The rivalry between Microsoft and Google might not match the one between Donald Trump and Hillary Clinton, but it goes back many more years, and it’s surfacing again this week in a story with implications for online security, the U.S. election and the ongoing political tension between the U.S. and Russia.
Microsoft says an unpatched Windows flaw and a vulnerability in Adobe Flash have been exploited by a hacking group the company calls “Strontium” for the purpose of a “low-volume spear-phishing campaign” that targeted “a specific set of customers.” Spear-phishing is an attack that involves sending official- or authentic-looking emails to trick users into clicking on a file or visiting a site that exploits a software flaw to gain access to their computer.
Strontium is also known as “Fancy Bear,” which has been linked to the Russian government in connection with the Democratic National Committee hacks. Microsoft didn’t identify the customers targeted by the attack, or give a specific timeline for when the attacks occurred.
Adobe has patched its Flash bug, but Microsoft won’t have a fix for the Windows vulnerability until Nov. 8. (Yes, election day.) Google disclosed the flaw publicly on Monday under its policy of going public with the information seven days after telling another vendor about a critical vulnerability being actively exploited. For lower-priority bugs, Google waits 60 days before going public.

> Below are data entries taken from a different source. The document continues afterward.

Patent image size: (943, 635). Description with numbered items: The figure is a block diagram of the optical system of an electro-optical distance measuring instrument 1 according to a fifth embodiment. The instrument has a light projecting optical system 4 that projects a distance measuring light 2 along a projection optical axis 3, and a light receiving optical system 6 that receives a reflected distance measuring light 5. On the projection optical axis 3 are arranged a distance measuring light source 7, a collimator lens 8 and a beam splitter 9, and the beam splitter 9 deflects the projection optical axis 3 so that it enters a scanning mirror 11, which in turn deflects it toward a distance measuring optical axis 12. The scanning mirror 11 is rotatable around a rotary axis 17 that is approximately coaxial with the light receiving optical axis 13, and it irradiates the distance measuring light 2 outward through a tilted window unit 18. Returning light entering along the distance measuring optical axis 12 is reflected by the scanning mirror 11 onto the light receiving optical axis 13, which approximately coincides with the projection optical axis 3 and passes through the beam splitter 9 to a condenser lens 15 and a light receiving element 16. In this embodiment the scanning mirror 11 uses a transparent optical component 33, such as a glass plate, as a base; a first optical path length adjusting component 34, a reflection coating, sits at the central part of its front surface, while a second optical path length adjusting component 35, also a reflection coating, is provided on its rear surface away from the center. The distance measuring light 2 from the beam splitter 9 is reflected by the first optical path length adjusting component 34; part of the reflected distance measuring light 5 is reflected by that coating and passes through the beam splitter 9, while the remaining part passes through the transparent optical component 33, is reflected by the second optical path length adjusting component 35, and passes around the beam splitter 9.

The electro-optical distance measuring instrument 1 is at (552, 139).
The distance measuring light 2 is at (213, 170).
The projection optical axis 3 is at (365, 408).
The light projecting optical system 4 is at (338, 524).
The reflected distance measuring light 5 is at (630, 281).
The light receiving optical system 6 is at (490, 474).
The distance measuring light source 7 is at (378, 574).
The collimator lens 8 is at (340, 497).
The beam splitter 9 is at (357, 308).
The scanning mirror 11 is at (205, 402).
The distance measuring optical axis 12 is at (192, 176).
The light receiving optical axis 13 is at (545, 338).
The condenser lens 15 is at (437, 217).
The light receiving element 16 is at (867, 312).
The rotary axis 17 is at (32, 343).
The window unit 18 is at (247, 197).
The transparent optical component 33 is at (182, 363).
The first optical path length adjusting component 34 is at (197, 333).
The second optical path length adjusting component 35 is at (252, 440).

“Google’s decision to disclose these vulnerabilities before patches are broadly available and tested is disappointing, and puts customers at increased risk,” said Terry Myerson, executive vice president of Microsoft’s Windows and Devices Group, in a post identifying Strontium as the group behind the attacks.
Microsoft says that customers using the Microsoft Edge browser on the Windows 10 Anniversary Update “are known to be protected from versions of this attack observed in the wild.” However, the vast majority of Windows users are still using older versions of Microsoft’s operating system.
Myerson writes in his post, “To address these types of sophisticated attacks, Microsoft recommends that all customers upgrade to Windows 10, the most secure operating system we’ve ever built, complete with advanced protection for consumers and enterprises at every layer of the security stack. Customers who have enabled Windows Defender Advanced Threat Protection (ATP) will detect STRONTIUM’s attempted attacks thanks to ATP’s generic behavior detection analytics and up-to-date threat intelligence.”
We’ve contacted Google for comment on Microsoft’s statement.
Meanwhile, NBC News reports that Russia is making a new effort to wean itself off of Microsoft software, reporting that Russian President Vladimir Putin is “specifically targeting software giant Microsoft for its alleged ties to U.S. intelligence.” Russia is also reportedly cracking down on LinkedIn, which Microsoft is in the process of acquiring for more than $26.2 billion.
A Microsoft spokesman said in a statement to NBC News, “We don’t spy on anyone. We don’t work with any government to spy on others, and we never would.”